Les ressources minérales sont estimées à 41 000 onces d’or. Présent dans le pays depuis 2010 et sur un permis d’exploration qui couvre 182 km2, Akobo compte utiliser les liquidités générées par la future production pour poursuivre l’exploration, dans l’or et éventuellement dans d’autres minéraux. L’Éthiopie souhaite attirer des entreprises étrangères pour lancer des projets d’exploration de ses ressources : l’or, qui domine l’industrie – le minerai a généré 560 millions de dollars en exportations au cours de l’année fiscale qui s’est terminée le 7 juillet 2022 –, mais aussi la potasse et le tantale.
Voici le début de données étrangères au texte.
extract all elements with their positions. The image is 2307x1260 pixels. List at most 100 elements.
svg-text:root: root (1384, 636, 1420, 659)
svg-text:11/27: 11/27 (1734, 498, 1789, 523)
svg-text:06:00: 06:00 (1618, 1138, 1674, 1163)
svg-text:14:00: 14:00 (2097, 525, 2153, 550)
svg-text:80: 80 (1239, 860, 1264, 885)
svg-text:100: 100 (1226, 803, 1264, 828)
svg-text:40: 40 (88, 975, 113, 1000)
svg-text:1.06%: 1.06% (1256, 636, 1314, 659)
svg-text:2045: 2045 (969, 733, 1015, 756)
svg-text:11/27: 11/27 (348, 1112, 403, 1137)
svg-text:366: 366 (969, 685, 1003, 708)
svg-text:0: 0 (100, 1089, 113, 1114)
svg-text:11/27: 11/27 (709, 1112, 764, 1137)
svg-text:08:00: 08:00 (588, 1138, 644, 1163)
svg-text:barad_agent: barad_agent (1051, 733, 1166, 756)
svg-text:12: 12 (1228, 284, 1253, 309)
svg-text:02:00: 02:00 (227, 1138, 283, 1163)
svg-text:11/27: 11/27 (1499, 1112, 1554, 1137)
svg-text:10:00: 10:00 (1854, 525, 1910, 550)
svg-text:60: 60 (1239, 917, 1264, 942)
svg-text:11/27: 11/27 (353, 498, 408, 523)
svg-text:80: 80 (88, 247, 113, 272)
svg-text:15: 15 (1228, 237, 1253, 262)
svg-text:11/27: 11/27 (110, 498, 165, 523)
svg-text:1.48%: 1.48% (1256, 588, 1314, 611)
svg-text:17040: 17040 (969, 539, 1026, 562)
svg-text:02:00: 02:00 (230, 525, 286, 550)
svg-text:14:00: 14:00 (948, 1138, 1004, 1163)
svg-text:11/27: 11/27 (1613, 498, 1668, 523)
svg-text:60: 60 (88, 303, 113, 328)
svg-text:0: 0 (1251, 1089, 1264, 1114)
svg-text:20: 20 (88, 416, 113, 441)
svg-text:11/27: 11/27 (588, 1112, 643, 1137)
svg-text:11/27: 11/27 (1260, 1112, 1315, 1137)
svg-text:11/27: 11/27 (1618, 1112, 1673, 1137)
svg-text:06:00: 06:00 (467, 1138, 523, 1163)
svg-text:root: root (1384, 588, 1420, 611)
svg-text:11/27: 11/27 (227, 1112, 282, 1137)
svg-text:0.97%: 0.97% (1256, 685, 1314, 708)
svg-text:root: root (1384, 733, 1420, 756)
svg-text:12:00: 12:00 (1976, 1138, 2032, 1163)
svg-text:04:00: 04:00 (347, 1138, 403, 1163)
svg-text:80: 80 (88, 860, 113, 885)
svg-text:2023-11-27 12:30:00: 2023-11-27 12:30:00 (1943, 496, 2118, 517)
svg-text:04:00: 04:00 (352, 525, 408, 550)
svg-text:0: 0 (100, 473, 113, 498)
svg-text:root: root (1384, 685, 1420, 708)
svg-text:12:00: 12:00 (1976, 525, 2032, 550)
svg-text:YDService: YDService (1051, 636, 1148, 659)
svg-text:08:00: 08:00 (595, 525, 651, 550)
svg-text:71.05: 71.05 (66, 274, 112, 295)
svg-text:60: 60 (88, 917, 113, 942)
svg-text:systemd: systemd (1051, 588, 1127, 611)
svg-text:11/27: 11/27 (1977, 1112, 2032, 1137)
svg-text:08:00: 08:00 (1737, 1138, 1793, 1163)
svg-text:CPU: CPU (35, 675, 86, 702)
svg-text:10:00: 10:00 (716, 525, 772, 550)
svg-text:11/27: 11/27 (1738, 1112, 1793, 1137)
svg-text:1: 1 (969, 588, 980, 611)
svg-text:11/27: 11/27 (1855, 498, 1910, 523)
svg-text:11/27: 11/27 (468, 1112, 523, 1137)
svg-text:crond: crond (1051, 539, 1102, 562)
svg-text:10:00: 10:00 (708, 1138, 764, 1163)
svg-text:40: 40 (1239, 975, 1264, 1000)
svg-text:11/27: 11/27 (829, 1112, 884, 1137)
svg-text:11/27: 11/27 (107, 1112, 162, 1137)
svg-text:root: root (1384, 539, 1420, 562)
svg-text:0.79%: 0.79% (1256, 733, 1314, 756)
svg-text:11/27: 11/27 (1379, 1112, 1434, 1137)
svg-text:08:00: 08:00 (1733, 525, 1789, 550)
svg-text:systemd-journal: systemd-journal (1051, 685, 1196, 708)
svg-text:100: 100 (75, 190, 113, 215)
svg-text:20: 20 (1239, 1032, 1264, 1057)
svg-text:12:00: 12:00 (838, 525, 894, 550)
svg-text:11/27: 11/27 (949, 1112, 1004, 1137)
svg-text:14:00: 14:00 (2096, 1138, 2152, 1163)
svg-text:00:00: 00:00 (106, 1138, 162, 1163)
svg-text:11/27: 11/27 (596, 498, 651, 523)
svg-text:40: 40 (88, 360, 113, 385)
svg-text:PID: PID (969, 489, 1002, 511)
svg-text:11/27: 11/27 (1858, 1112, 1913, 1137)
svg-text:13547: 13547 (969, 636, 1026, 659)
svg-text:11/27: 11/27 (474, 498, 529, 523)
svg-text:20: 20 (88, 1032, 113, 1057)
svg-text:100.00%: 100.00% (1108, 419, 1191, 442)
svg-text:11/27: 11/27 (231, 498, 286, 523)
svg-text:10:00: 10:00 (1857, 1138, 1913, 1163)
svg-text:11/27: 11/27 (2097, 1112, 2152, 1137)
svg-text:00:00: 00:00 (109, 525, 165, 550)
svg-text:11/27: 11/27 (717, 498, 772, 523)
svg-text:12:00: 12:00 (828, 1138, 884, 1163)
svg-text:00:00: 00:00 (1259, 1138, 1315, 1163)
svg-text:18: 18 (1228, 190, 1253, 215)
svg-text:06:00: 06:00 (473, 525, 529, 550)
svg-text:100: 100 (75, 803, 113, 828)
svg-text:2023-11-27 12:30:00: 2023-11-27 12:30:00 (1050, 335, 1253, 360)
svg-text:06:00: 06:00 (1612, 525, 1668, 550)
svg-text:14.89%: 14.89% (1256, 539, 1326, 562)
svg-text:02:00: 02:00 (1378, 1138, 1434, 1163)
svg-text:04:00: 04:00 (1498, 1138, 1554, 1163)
Le gouvernement offre notamment des incitations fiscales dans l’objectif de faire passer la contribution de l’industrie minière au PIB d’un taux pré-Covid de 3 % à 10 % d’ici à 2030.
• De la crypto pour l’uranium de Namibie
Madison Metals, coté en Bourse au Canada, a conclu en septembre 2022 un accord inédit de fourniture exclusive d’oxyde d’uranium U308 pour cinq ans avec l’opérateur blockchain Lux Partners, par lequel il s’engage à livrer jusqu’à 20 millions de livres de minerai provenant de ses gisements en Namibie en échange de jetons non fongibles (NFT), mis à disposition sur toutes les principales blockchains.
Son PDG, Duane Parnham, espère tirer de leur vente « un financement à un prix supérieur aux évaluations de la société par les analystes ». Contrairement aux autres matières premières, l’uranium ne s’échange pas sur un marché ouvert, mais les prix sont négociés directement. Les NFT peuvent donc créer une plus grande transparence du marché, estime Parnham.